Experts say that’s ok, within reason.

“It is okay to be sexy. What is not okay is to suggest even unintentionally that this is a place where you can behave badly and not have repercussions,” marketing pro Deb Gabor told the R-J last week.

Gabor concluded that in the wake of widespread sexual assault and harassment allegations against a wide swath of top-shelf moguls and politicians, which began with Hollywood mogul Harvey Weinstein’s fall from grace, any sort of message that might hint at the endorsement of bad behavior may no longer be appropriate.

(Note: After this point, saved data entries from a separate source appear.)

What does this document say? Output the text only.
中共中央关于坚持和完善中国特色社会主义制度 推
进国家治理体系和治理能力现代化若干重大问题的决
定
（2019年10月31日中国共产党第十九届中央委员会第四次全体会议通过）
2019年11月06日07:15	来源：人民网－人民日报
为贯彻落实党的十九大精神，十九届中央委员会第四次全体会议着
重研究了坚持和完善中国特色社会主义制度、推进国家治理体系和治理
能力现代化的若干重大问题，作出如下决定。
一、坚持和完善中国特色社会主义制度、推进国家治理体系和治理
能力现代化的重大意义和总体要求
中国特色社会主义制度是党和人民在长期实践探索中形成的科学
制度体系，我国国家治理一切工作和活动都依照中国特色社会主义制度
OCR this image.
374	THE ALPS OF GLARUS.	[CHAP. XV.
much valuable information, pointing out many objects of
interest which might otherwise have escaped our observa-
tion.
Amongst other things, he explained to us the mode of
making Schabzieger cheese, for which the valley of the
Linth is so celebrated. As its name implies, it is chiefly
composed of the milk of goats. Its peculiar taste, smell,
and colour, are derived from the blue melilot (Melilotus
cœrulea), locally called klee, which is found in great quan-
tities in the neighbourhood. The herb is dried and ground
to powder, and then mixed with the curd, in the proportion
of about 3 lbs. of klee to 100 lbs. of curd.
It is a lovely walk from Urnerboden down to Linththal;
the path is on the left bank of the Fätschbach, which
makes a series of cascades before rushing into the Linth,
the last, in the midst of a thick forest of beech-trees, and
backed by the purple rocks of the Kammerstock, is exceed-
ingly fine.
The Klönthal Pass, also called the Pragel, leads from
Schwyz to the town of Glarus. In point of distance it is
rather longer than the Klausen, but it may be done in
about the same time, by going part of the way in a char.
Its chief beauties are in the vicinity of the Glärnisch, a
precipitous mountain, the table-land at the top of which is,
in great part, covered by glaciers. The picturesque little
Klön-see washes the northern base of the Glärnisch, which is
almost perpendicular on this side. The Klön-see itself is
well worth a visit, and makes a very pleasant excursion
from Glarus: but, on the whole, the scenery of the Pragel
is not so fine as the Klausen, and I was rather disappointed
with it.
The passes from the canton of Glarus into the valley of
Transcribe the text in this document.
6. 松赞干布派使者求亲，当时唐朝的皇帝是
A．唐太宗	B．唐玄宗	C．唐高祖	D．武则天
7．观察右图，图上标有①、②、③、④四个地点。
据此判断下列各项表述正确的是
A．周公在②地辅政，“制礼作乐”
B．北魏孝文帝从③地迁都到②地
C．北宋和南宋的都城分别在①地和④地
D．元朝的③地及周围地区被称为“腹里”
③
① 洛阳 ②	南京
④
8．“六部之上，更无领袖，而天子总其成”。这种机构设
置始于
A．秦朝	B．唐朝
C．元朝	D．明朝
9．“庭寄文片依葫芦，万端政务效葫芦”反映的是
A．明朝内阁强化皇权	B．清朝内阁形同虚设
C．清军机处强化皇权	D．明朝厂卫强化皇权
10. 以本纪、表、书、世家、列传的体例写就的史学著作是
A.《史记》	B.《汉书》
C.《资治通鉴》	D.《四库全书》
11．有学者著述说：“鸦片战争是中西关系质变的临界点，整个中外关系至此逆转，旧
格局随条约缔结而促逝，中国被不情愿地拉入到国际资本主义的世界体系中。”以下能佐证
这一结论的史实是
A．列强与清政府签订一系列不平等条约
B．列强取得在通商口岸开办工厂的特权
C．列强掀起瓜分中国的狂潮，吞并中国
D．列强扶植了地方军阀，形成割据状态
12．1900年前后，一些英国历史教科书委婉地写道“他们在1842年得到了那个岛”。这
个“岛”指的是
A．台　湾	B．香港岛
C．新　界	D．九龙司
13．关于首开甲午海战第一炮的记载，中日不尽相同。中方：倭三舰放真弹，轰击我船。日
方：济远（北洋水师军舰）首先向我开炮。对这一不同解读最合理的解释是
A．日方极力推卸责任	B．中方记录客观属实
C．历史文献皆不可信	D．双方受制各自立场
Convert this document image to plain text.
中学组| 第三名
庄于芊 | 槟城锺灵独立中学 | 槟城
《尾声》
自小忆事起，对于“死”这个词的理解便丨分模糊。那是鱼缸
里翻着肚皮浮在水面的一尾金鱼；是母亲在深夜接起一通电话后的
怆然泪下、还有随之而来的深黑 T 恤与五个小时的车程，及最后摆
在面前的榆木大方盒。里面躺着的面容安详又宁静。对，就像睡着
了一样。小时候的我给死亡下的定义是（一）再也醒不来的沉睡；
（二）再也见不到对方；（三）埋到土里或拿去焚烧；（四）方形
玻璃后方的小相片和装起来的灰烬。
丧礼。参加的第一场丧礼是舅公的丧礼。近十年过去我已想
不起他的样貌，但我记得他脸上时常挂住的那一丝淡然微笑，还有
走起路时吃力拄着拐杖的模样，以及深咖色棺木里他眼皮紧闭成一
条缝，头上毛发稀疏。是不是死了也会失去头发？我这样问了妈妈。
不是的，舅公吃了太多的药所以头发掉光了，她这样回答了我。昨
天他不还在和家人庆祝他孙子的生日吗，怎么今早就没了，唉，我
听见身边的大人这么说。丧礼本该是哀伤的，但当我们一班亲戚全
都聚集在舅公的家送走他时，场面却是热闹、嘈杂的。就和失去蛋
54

Steve Wynn scandal Las Vegas marketing
A 2013 LVCVA ad in response to the National Security Agency teaming with tech companies to potentially spy on users seemed to suggest that what happens in Las Vegas is none of anyone else’s business. (Image: Twitter)

“If you asked me a year ago, I would say yes, the slogan is appropriate and relevant. But the dialogue that takes place today is totally, totally different,” she noted.

But Vassiliadis determined after the Mandalay Bay October 1 shooting that visitors did not want a change.

“My creatives would love to do something different, something new,” Vassiliadis revealed. “But every time we go out to test any new creative messaging, people ask, ‘What happened to ‘What happens in Vegas, stays in Vegas?’ That’s what we love.'”

 “What Happens Here, Stays Here” has received widespread industry praise as well, since its introduction 15 years ago. In 2011, the slogan was inducted into the Madison Avenue Advertising Walk of Fame.